## Geometry Seminar

**Date: ** September 7, 2018

**Time: ** 4:00PM - 5:00PM

**Location: ** BLOC 628

**Speaker: **Rafael Oliveria, U. Toronto

**Title: ***Scaling algorithms, applications and the null-cone problem*

**Abstract: **Scaling problems have a rich and diverse history, and thereby have found
numerous applications in several fields of science and engineering. For
instance, the matrix scaling problem has had applications ranging from
theoretical computer science to telephone forecasting, economics,
statistics, optimization, among many other fields. Recently, a
generalization of matrix scaling known as operator scaling has found
applications in non-commutative algebra, invariant theory, combinatorics
and algebraic complexity; and a further generalization (tensor scaling) has
found more applications in quantum information theory, geometric complexity
theory and invariant theory.
In this talk, we will describe in detail the scaling problems mentioned
above, showing how alternate minimization algorithms naturally arise in
this setting, and we shall present a general (3-step) framework to
rigorously analyze such algorithms.
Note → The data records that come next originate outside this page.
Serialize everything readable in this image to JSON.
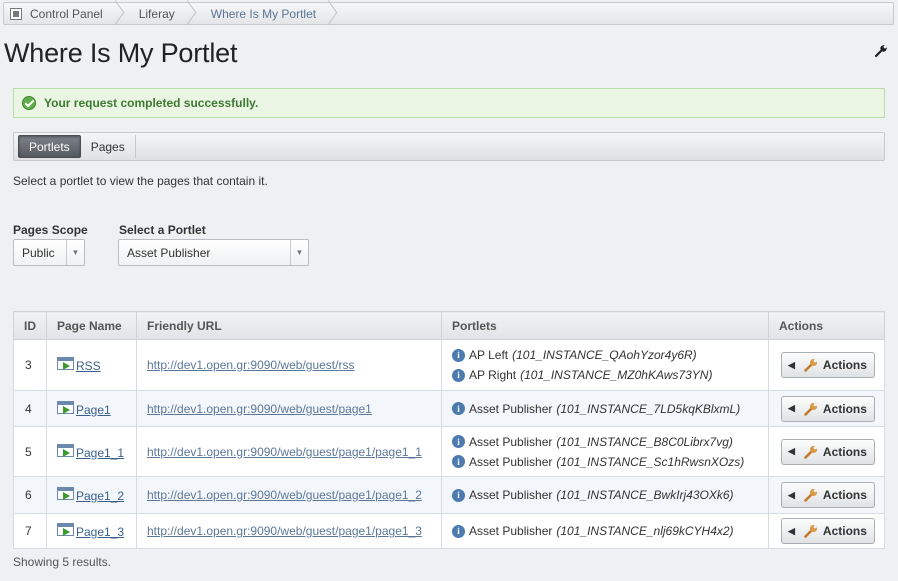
{
  "breadcrumb": [
    "Control Panel",
    "Liferay",
    "Where Is My Portlet"
  ],
  "title": "Where Is My Portlet",
  "success_message": "Your request completed successfully.",
  "tabs": [
    {
      "label": "Portlets",
      "active": true
    },
    {
      "label": "Pages",
      "active": false
    }
  ],
  "intro": "Select a portlet to view the pages that contain it.",
  "form": {
    "scope_label": "Pages Scope",
    "scope_value": "Public",
    "portlet_label": "Select a Portlet",
    "portlet_value": "Asset Publisher"
  },
  "table": {
    "headers": [
      "ID",
      "Page Name",
      "Friendly URL",
      "Portlets",
      "Actions"
    ],
    "action_label": "Actions",
    "rows": [
      {
        "id": "3",
        "name": "RSS",
        "url": "http://dev1.open.gr:9090/web/guest/rss",
        "portlets": [
          {
            "name": "AP Left",
            "instance": "(101_INSTANCE_QAohYzor4y6R)"
          },
          {
            "name": "AP Right",
            "instance": "(101_INSTANCE_MZ0hKAws73YN)"
          }
        ]
      },
      {
        "id": "4",
        "name": "Page1",
        "url": "http://dev1.open.gr:9090/web/guest/page1",
        "portlets": [
          {
            "name": "Asset Publisher",
            "instance": "(101_INSTANCE_7LD5kqKBlxmL)"
          }
        ]
      },
      {
        "id": "5",
        "name": "Page1_1",
        "url": "http://dev1.open.gr:9090/web/guest/page1/page1_1",
        "portlets": [
          {
            "name": "Asset Publisher",
            "instance": "(101_INSTANCE_B8C0Librx7vg)"
          },
          {
            "name": "Asset Publisher",
            "instance": "(101_INSTANCE_Sc1hRwsnXOzs)"
          }
        ]
      },
      {
        "id": "6",
        "name": "Page1_2",
        "url": "http://dev1.open.gr:9090/web/guest/page1/page1_2",
        "portlets": [
          {
            "name": "Asset Publisher",
            "instance": "(101_INSTANCE_BwkIrj43OXk6)"
          }
        ]
      },
      {
        "id": "7",
        "name": "Page1_3",
        "url": "http://dev1.open.gr:9090/web/guest/page1/page1_3",
        "portlets": [
          {
            "name": "Asset Publisher",
            "instance": "(101_INSTANCE_nlj69kCYH4x2)"
          }
        ]
      }
    ]
  },
  "summary": "Showing 5 results.",
  "icons": {
    "success": "check-circle-icon",
    "info": "info-icon",
    "page": "page-icon",
    "wrench": "wrench-icon",
    "control_panel": "control-panel-icon"
  }
}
We will also present a more general
perspective on scaling algorithms, connecting it
to the null-cone problem in invariant theory. This framework is based on
concepts from invariant theory, which we will define.
No prior background on Invariant Theory will be needed.
Talk based on joint works with Peter Buergisser, Ankit Garg, Leonid
Gurvits, Michael Walter and Avi Wigderson.